Step 0, time 0 (ps) LINCS WARNING
relative constraint deviation after LINCS:
rms 0.013830, max 0.479731 (between atoms 2137 and 2138)
bonds that rotated more than 30 degrees:
atom 1 atom 2 angle previous, current, constraint length
2074 2087 37.7 0.2508 0.1627 0.1450
2087 2088 30.5 0.1111 0.1177 0.1111
2087 2089 41.4 0.2311 0.1558 0.1400
2089 2090 41.1 0.0960 0.1088 0.0960
2136 2137 65.2 0.2186 0.1827 0.1420
2137 2138 84.6 0.1111 0.1644 0.1111
2137 2139 57.4 0.3271 0.1971 0.1456
2137 2151 67.3 0.2861 0.1886 0.1450
2151 2152 32.7 0.1111 0.1184 0.1111
2151 2153 36.0 0.1373 0.1543 0.1400
step 0
Step 1, time 0.004 (ps) LINCS WARNING
relative constraint deviation after LINCS:
rms 168882618368.000000, max 9011285983232.000000 (between atoms 2087 and 2088)
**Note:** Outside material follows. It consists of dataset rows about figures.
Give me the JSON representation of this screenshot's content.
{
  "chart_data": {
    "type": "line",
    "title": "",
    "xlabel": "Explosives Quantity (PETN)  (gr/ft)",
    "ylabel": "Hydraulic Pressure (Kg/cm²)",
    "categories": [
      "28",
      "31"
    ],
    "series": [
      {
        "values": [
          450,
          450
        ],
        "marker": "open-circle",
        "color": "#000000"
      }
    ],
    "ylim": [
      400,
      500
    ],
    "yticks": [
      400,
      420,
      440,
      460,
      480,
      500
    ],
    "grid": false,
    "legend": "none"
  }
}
bonds that rotated more than 30 degrees:
atom 1 atom 2 angle previous, current, constraint length
2064 2067 132.2 0.1603 1.2749 0.1600
2067 2068 81.2 0.1476 5.7118 0.1440
2068 2069 86.9 0.1142 5.5788 0.1111
.
.
.
2162 2164 46.9 0.1111 0.1683 0.1111
2162 2165 39.2 0.1513 0.2036 0.1512
Wrote pdb files with previous and current coordinates
zsh: segmentation fault gmx mdrun -v -deffnm pro

This is unrelated. This is not a segmentation fault. This looks like the usual issue of an unstable initial configuration. You either need to do more energy minimization of fix clashes or incorrect conformations in your starting structure.